Some other modeling things you might consider. In your "RDBMS model" you break out all of the individual 10 details into their own nodes. This is fine -- keep in mind with graphs though it's usually a good practice to break categorical variables into their own nodes. Say you have a field "color" which can be red/blue/green, that's a categorical variable. Turn that into its own node and link it, (don't make it a node property) so that you can navigate to other things that share that color.

Sometimes you want grouping instance nodes too. In your graph you say an iPhone has "details". Well there's an abstract iPhone but there's also say a product instance (space grey 16gb iPhone 7, or whatever). So keep in mind you can do (:ProductClass)<-[:instance_of]-(:ProductInstance)-[:has_detail]->(:Color) or whatever. This allows the ProductClass to have certain details, while allowing the product instance to differ on those details, or add extras.


(Michael Black) #3

@david.allen gave a great response, this is just my two cents on when I start to model a new graph.

I follow the rule of thumb that nouns are nodes and verbs are relationships and I actually say aloud or write it down in a sentence what my domain model is.
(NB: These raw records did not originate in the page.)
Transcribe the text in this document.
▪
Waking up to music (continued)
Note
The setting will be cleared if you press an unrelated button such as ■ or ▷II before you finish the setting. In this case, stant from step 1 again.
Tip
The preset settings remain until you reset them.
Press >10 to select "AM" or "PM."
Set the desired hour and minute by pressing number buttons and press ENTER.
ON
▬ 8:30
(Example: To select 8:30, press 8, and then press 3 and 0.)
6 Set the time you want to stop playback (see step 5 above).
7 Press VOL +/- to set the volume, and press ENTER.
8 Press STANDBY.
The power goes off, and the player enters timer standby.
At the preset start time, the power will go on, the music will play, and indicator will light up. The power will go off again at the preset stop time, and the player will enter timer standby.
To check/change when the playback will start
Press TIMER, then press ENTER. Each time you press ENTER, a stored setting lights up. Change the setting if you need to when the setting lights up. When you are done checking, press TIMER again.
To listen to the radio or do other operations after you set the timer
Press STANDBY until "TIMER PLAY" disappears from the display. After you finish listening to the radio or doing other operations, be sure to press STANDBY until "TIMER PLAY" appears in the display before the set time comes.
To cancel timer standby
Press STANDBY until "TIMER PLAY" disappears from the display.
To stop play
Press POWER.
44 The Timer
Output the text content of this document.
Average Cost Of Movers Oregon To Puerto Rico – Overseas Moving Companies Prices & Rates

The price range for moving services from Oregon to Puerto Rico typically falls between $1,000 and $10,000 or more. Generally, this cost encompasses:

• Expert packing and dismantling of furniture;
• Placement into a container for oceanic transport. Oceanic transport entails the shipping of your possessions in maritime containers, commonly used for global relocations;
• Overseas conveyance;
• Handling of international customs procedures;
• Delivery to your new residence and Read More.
Personally I tend to lean heavy on creating nodes and I try to limit myself on the properties. This is usually because a lot of my queries I'm looking for shared commonalities between entities which are easier to find when those commonalities are nodes and I'm looking for relationships between nodes.

When I model I also look for "lazy speech" in my model. Popular example is the email model. You could model (user)-[:emails]->(user) but email is not a real verb, it's lazy speech. You really send someone an email. An email is a noun. So the model would be (user)-[:sends]->(message)-[to]->(user). So I look for those lazy speech patterns that could turn to be a pitfall.

At #graphconnect there was an excellent presentation of how the query engines works that has helped better think about my model to be tuned for the queries I will be executing.